I will close with the words of N.T. Wright.
“As historians we are obliged to comment that if these stories had been made up five years later, let alone thirty, forty, or fifty years later, they would never had had Mary Magdalene in this role. To put Mary there is, from the point of view of Christian apologists wanting to explain to a skeptical audience that Jesus really did rise from the dead, like shooting themselves in the foot. But to us as historians this kind of thing is gold dust. The early Christians would never, never have made this up”
– N.T. Wright, in There is a God (2007), p. 207

Anonymous said...

Wow, Matt. Thank you for the effort you made in your comment.
And I must say: this situation of looking at a seven-year-old post of mine is a bit awkward. It took some moments to even recall making it!

Well, looking-up 'criterion of embarrassment' (on wikipedia--and yes: |eyeroll| ...we all know its limitations...) it is revealed that the origin of the concept is from a supposition made by Will Durant in a book called "Christ and Caesar" which, oddly enough, I have a copy of myself.

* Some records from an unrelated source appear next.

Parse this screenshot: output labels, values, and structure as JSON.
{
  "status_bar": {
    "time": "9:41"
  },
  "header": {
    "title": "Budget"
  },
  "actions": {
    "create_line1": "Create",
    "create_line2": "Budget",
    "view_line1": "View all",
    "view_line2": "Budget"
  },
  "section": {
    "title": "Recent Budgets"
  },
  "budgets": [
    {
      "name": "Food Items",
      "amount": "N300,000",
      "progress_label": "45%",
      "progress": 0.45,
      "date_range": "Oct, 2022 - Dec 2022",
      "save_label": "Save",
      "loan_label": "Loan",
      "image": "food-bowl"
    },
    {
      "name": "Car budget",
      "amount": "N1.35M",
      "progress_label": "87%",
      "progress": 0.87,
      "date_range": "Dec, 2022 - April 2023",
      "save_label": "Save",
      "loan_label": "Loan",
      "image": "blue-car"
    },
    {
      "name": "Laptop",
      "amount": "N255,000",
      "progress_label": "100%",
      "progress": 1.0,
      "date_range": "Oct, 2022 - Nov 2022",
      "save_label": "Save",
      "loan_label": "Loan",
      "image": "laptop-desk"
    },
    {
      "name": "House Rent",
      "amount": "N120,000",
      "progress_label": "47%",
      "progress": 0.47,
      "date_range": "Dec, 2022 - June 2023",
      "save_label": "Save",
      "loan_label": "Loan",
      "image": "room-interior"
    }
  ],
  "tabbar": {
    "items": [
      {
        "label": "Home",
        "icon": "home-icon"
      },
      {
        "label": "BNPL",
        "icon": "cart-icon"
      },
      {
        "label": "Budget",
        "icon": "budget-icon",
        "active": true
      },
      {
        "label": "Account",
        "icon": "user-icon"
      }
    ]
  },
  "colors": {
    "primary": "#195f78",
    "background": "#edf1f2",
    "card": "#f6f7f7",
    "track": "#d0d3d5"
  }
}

Anyway, it is simply a supposition. How strange it is that for some scholars it has over time seemingly taken on the aura of a 'Golden Rule'. It is simply ridiculous to consider it to be anything of the sort.

So, if I were in court on the witness stand under oath, and I were to include a few embarrassing 'facts' about myself, that automatically means my entire testimony should now be considered unquestionably accurate and devoid of any ulterior motivations or agendas?
How silly.

Any grand assumptions made based upon what is merely a supposition will not be a bandwagon upon which I will jump... lol.

I don't mean to be dismissive of your well written and thoughtful post. It's just that I honestly feel very little respect for the relevance or applicability--or even the fundamental basis for--this 'criterion of embarrassment'. I have a similar attitude towards the criterion of dissimilarity, for that matter.